A review by emmaisnotavampire
The Waves by Virginia Woolf

emotional reflective slow-paced
  • Plot- or character-driven? Character
  • Strong character development? Yes
  • Loveable characters? It's complicated
  • Diverse cast of characters? No
  • Flaws of characters a main focus? Yes

3.75

Have you ever looked at someone and wondered, what is going on inside their head? Well, it seems like Virginia Woolf tries to answer that very same question with this book. 
Being the Pirandello nerd that I am, this felt like Woolf’s version of Sei Personaggi in Cerca di Autore, but if Pirandello’s characters look for someone to tell their story so that they can live, these live without the need for a story, telling themselves only through their thoughts. From innocence and infancy to old age and death, a bildungsroman of the brain.
The book is a beautiful exploration of the mechanisms of the mind, split into different sensibilities and mindsets with one thing in common: dissatisfaction. Bernard looks for sense, Neville for beauty, Louis for perfection, Susan for peace, Jinny for fun, Rhoda for self.
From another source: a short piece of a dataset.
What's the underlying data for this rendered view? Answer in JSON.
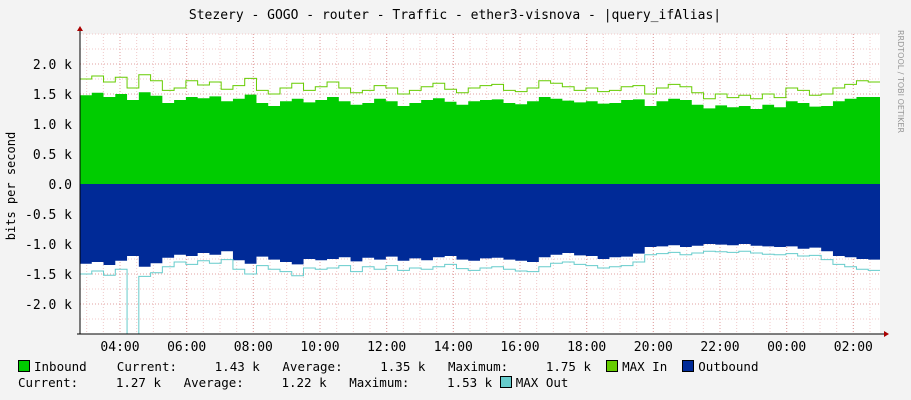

They are all after a goal, a purpose, happiness and contempt, but they fail: what Woolf seems to say is that ultimately we are all doomed to succumb to the innate melancholy of the human conscience, whatever we do to try and escape it.
As always, the author’s prose is mesmerisingly poetic, and I especially appreciated the parallels she built between the characters’ inner worlds and the outside one, through highly metaphorical natural descriptions. However, it is precisely the lyrical quality of the soliloquies which makes it difficult to follow the narrative, and though it surely fascinates the reader its abstract elements also leave them lost.
I love Virginia Woolf, but I will never cease to believe it takes a lot of brains to fully understand her work.